Com isso, temos claramente a diferença entre os dois tipos de avasthas, e eles nos auxiliam a responder perguntas do cliente. Se ele perguntar se o dasha atual será subjetivamente bom (questões como “vou me sentir melhor?”), devemos usar Deeptaadi. Se perguntar se as coisas darão certo, devemos usar Lajitaadi. O ideal é estudar ambos e dizer a situação completa ao cliente.

Além da diferenciação acima, temos também o uso específico que cada avastha pode ter em situações específicas. Como os deeptaadi dizem respeito a como a pessoa se sente, eles tem uma importância CAPITAL em astrologia médica. Afinal de contas, não importa o quanto as pessoas e circunstâncias te apoiem (Lajitaadi), você terá câncer independentemente delas. Nesse caso, os Lajitaadi podem apenas dizer se você terá coisas que te apoiem a fazer um tratamento resolutivo ou não.

Portanto, à medida em que dominamos os avasthas, temos os adjetivos e advérbios mais precisos para descrever as situações indicadas pelos planetas, e isso mudará radicalmente o desfecho da interpretação. Por isso que Parasara não usa de decorebas com seu estudante: a única memorização que devemos ter é dos avasthas, porque ela nos ajudará a entender como se chega ao resultado de QUALQUER combinação astrológica.

A astrologia de Parasara é um conjunto de regras e mensurações que, após dominadas, nos ajudam a entender a complexidade de qualquer configuração astrológica.
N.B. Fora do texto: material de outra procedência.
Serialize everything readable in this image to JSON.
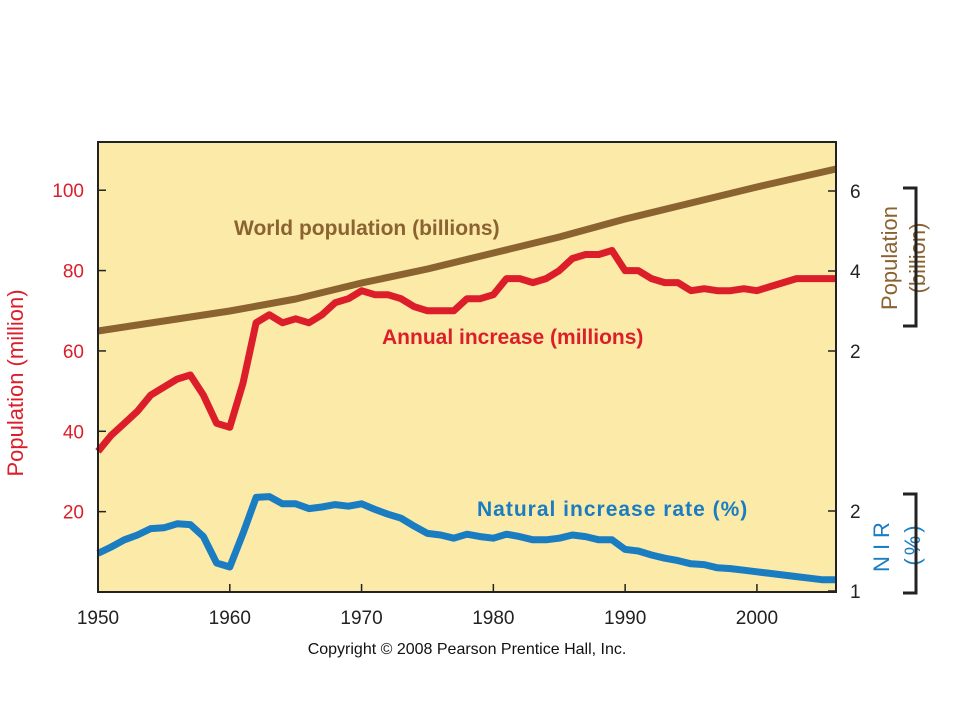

A astrologia praticada na Índia, atualmente, tem muito pouco de Parasara, ao contrário do que a maioria leiga pode pensar. Podemos contar nos dedos os autores que efetivamente usam tudo que o Maharishi propõe. Eu diria que Visti Larsen, Sanjay Rath e Ernst Wilhelm são os únicos dois quais posso me recordar. Fora esses autores, a astrologia que se pratica na Índia é profundamente influenciada pelos autores indianos medievais, que perderam em grande parte o contato com todos os conceitos que aparecem no BPHS (Brihat Parasara Hora Sastra). Vale a pena lembrar que, até o século XIX, não havia um texto escrito do BPHS, sendo ele em grande parte transmitido por tradição oral mestre discípulo.

Os avasthas podem ser estudados nos livros e cursos de Ernst Wilhelm, ou lendo diretamente o Brihat Parasara Hora Sastra (o que confesso não ser recomendável para o estudante neófito).